Sue is probably a fairly needy person who views relationships in fairly black and white, either/or sorts of ways. While perfectly legitimate and reasonable, the level of friendship that you were prepared to offer her during her time of need fell into a middle or “gray” area she could not easily make sense of or accept. It would appear that she solved the dilemma of how to understand your offer by interpreting it as a hurtful rejection (“If you don’t give me all I want, It must mean that you don’t want to give me anything”). By rejecting you first, she may have tried to transform that hurt into something that felt less vulnerable (anger). All of this was Sue’s problem and not yours.

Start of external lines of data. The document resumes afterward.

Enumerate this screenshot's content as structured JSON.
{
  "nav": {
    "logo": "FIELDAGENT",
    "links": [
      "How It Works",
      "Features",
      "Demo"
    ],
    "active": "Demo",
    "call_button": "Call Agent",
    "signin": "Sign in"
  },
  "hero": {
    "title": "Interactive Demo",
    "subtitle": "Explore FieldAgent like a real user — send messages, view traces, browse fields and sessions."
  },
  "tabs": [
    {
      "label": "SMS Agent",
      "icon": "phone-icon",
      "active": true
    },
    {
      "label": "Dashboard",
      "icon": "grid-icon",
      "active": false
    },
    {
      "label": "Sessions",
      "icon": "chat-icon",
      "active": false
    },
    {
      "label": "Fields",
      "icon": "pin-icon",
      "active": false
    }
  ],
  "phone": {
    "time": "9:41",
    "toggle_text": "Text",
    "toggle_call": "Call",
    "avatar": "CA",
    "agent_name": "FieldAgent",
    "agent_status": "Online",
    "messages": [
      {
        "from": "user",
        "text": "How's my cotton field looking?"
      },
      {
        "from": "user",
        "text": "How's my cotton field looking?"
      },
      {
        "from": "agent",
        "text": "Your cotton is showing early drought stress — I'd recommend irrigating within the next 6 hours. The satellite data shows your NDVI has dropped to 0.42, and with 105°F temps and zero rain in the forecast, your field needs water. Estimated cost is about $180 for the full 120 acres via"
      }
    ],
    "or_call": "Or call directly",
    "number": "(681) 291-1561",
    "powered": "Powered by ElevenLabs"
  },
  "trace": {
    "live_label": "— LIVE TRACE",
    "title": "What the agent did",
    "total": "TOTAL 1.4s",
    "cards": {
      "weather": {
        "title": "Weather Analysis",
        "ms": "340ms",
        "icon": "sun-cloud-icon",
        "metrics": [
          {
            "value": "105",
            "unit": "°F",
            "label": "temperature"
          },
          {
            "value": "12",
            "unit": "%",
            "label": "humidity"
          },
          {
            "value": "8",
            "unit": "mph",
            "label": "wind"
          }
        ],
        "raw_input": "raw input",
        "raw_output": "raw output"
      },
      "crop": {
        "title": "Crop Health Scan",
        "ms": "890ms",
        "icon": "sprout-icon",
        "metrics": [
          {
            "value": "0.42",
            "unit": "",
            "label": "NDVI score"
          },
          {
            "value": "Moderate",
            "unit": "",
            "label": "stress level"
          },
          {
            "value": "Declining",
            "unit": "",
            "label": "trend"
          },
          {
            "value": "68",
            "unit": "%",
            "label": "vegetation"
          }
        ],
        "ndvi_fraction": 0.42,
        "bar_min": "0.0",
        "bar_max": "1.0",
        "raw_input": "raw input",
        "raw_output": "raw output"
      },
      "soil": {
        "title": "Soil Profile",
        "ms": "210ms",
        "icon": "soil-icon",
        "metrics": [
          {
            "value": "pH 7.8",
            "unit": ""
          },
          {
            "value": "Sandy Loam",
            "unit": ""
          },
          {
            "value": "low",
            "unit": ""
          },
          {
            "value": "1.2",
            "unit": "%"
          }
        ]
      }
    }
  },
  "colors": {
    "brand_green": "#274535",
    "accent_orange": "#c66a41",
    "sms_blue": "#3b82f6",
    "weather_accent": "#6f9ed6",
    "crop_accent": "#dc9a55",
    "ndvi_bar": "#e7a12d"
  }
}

What you might say to her should she approach you will have to depend on how you feel about what happened. If you’re upset about being mistreated by her, I don’t think you owe her anything more than politeness, “I’m truly sorry, but I feel burned by what happened, and I’m not interested in spending further time with you”. On the other hand, if you have compassion for a woman who was (is?) having some difficulty making her way in the world, you can offer her the same limited attention you did before, making clear what you can and cannot do for her, “I like you, Sue, but my first loyalty is to my family. If we’re to be friends, you will have to appreciate and accept that, because otherwise I will feel disrespected and manipulated and I won’t want to spend time with you”. If she gets upset about what you will not do for her again it is (again) her problem, and not yours.